O Brasil foi o primeiro país do mundo a registrar na ONU um projeto de Mecanismo de Desenvolvimento Limpo (MDL), o nome que se dá ao mecanismo previsto pelo Protocolo de Kyoto para que os países ricos possam compensar suas emissões de gases de efeito estufa comprando créditos de carbono de países em desenvolvimento. Por convenção, uma tonelada de dióxido de carbono (CO2) equivalente que deixou de ser jogado no ar corresponde a um crédito de carbono no mercado internacional.

Apesar de começar bem, o país caiu para a terceira posição no ranking mundial em número de projetos de MDL. Os dados mais recentes do governo brasileiro apontam para 221 projetos registrados. À sua frente estão Índia, com 623, e China, com 446.
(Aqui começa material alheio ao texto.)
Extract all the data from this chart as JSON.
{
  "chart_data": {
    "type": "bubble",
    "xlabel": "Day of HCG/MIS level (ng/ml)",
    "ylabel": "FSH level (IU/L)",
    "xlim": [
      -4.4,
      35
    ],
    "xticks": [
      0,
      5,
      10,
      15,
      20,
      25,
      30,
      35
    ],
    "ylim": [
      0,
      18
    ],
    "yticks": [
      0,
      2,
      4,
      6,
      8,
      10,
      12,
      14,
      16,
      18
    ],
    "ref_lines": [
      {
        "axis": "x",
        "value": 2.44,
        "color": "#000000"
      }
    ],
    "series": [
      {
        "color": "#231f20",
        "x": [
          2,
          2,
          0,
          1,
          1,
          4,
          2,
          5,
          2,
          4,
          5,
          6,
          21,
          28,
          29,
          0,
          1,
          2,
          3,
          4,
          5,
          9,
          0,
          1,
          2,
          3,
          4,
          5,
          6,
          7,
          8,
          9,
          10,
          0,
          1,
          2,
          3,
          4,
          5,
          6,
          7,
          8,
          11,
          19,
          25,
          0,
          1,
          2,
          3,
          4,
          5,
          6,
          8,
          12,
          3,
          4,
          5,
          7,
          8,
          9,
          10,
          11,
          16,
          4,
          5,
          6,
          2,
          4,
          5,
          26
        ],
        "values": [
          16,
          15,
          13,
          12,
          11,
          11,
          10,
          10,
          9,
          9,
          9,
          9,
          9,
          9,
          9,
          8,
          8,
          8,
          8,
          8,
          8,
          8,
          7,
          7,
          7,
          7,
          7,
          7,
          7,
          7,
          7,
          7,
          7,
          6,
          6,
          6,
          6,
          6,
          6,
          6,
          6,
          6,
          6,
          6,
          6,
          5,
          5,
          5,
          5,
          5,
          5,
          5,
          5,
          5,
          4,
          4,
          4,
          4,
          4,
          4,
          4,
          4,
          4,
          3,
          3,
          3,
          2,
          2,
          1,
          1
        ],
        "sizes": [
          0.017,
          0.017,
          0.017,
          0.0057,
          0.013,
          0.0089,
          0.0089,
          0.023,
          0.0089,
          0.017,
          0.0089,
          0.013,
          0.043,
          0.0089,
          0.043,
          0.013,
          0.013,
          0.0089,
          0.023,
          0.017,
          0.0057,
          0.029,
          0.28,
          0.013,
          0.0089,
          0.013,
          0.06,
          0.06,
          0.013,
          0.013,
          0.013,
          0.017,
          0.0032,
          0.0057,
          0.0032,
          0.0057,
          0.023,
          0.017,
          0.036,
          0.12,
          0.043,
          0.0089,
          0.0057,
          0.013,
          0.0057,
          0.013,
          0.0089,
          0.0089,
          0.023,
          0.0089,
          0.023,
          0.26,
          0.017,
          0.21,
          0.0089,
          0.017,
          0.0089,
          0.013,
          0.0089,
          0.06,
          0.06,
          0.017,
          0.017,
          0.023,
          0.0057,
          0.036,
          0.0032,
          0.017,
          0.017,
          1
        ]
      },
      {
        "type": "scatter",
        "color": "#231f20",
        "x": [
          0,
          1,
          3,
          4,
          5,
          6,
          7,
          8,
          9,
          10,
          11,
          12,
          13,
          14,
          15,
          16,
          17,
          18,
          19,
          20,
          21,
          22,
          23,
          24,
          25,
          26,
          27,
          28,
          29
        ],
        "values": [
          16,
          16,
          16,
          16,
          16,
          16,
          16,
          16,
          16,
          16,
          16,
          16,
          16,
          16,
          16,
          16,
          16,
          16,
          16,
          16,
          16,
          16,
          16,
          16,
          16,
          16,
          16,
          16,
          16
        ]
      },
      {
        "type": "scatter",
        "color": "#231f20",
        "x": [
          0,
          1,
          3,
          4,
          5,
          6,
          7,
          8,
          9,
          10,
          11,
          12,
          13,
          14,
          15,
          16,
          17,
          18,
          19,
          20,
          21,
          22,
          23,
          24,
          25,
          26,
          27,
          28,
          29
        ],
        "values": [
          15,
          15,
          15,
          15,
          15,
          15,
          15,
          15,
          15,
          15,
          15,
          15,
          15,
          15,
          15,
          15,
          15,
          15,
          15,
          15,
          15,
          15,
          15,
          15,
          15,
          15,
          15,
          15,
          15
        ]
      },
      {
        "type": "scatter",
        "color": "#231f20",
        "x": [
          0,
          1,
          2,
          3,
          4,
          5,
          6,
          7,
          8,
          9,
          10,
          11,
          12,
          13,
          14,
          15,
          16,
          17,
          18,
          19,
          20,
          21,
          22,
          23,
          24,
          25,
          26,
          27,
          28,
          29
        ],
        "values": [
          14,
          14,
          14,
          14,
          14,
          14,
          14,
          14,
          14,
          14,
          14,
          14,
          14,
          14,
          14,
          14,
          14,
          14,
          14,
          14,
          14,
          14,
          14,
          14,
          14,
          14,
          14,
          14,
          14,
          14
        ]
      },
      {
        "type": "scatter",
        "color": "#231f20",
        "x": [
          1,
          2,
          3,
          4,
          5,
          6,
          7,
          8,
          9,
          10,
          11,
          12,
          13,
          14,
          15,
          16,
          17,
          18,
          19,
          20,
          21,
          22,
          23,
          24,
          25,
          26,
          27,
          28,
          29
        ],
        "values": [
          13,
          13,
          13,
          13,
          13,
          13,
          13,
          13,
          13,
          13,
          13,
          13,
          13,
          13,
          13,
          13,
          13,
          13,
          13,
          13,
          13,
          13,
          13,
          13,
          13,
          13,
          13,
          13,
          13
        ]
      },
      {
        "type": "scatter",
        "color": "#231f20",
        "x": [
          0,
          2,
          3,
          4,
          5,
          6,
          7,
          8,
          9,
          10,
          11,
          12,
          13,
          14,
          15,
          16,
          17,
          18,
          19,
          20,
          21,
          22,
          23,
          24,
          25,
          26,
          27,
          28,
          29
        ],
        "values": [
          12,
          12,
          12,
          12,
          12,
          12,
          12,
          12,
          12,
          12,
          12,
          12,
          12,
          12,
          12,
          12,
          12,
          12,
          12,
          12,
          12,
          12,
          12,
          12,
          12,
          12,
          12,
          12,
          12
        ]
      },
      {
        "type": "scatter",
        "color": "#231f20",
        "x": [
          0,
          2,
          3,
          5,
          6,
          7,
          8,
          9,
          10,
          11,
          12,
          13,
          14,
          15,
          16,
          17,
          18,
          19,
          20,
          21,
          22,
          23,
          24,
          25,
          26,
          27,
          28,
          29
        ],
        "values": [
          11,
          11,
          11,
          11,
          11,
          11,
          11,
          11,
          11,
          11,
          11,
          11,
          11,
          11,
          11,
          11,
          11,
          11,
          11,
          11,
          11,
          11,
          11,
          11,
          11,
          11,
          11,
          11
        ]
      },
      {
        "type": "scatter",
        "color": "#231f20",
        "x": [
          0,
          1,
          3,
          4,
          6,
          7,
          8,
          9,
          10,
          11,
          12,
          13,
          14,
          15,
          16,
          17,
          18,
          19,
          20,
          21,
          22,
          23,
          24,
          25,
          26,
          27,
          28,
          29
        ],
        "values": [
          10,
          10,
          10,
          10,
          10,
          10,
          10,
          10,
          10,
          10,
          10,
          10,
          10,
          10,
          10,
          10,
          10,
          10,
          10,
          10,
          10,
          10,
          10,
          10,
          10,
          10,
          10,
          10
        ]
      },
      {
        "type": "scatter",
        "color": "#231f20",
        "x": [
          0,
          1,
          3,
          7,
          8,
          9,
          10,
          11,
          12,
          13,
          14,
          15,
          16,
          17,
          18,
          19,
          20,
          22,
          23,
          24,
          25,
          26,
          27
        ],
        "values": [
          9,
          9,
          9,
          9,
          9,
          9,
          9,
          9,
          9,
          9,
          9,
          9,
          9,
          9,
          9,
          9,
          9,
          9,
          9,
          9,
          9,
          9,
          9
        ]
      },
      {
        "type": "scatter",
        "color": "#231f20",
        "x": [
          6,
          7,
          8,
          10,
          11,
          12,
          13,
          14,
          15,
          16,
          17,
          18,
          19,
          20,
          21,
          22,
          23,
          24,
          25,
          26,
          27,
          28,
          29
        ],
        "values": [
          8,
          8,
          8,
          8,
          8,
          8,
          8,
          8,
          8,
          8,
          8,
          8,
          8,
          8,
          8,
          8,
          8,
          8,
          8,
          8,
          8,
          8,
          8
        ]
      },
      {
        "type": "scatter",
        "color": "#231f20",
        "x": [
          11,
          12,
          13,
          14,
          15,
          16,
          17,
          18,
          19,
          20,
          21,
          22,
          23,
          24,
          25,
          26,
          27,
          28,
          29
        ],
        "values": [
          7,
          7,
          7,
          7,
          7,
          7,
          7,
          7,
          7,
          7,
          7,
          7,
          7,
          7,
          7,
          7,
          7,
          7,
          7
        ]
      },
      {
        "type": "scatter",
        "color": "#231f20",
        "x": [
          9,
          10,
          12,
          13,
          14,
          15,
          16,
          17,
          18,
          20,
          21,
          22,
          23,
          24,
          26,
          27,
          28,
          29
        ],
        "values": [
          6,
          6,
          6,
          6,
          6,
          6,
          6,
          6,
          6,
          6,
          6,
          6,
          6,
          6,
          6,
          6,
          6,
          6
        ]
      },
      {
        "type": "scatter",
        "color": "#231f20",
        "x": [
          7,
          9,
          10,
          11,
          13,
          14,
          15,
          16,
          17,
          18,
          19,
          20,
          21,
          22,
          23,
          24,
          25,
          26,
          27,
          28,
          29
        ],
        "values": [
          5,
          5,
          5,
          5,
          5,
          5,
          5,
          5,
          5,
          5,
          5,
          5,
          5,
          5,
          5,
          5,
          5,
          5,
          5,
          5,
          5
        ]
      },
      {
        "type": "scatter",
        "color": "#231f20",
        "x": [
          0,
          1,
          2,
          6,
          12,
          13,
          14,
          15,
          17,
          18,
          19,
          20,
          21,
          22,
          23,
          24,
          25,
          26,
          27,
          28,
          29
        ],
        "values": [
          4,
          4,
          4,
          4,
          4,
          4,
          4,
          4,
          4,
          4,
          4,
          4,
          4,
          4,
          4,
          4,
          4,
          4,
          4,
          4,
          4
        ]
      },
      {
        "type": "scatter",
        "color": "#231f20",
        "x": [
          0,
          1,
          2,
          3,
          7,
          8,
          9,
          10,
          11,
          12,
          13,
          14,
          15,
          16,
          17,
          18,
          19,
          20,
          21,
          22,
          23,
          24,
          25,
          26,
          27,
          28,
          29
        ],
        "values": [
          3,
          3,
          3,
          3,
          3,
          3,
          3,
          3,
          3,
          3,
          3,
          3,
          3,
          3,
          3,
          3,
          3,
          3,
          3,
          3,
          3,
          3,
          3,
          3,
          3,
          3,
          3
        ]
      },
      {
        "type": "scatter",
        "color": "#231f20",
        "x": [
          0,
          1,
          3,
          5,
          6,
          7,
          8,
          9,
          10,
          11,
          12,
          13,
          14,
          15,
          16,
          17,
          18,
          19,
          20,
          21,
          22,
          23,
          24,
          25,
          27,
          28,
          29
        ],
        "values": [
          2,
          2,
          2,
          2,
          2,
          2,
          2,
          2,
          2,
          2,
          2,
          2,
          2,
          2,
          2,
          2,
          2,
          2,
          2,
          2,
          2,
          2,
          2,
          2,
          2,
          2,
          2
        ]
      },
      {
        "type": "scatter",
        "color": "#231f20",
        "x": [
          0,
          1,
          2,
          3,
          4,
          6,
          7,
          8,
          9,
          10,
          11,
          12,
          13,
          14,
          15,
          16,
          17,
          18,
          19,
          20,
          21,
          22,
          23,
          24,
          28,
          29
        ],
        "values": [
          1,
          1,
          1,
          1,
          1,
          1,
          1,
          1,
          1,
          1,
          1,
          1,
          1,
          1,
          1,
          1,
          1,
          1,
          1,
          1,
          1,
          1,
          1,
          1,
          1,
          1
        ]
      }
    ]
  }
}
Além da desinformação, incertezas jurídicas prejudicam o desempenho dos projetos brasileiros por terem efeito negativo junto aos investidores. O exemplo mais comum é o de aterros sanitários públicos. Grande filão nesse mercado, eles levantam dúvidas sobre a quem cabe o direito de posse dos créditos - prefeitura? concessionária? consultoria? . "Esses entraves jurídicos atrasam e até inviabilizam o processo", diz o advogado Werner Grau, especializado em direito ambiental. "Nos últimos seis meses, passaram pelo escritório 18 projetos. Pelo menos seis não tinham viabilidade jurídica."

O Brasil também sai perdendo, porque sua matriz energética é essencialmente limpa - 73% da energia gerada no país vem de hidrelétricas. "Isso diminui muito o volume de créditos de carbono dos projetos brasileiros e dá vantagem competitiva aos outros países", diz Carlos Martins, diretor-executivo da Ecoinvest, um dos maiores "players" do mercado. A China, nesse sentido, sai ganhando porque usa carvão mineral para gerar energia, matéria-prima altamente poluidora.

Pedro Moura Costa, presidente da concorrente Ecosecurites, vê como um terceiro problema a demora em aprovações de projetos pela autoridade designada brasileira, a Comissão Interministerial de Mudança Global do Clima, ligada ao Ministério de Ciência e Tecnologia. O tempo médio de aprovação na China, diz ele, é de seis semanas. Na Índia, três semanas. No Brasil, seis meses. "É muita burocracia", diz.

Há dois anos, o Brasil representava 30% e a China 20% do portfólio de clientes da empresa. A proporção hoje é de 20% e 40%, respectivamente. Segundo ele, por conta disso US$ 500 milhões, que originalmente estavam destinados a projetos no país, migraram para o território chinês. "Sou brasileiro e tento viabilizar projetos aqui. Mas as contingências me levam para outros países".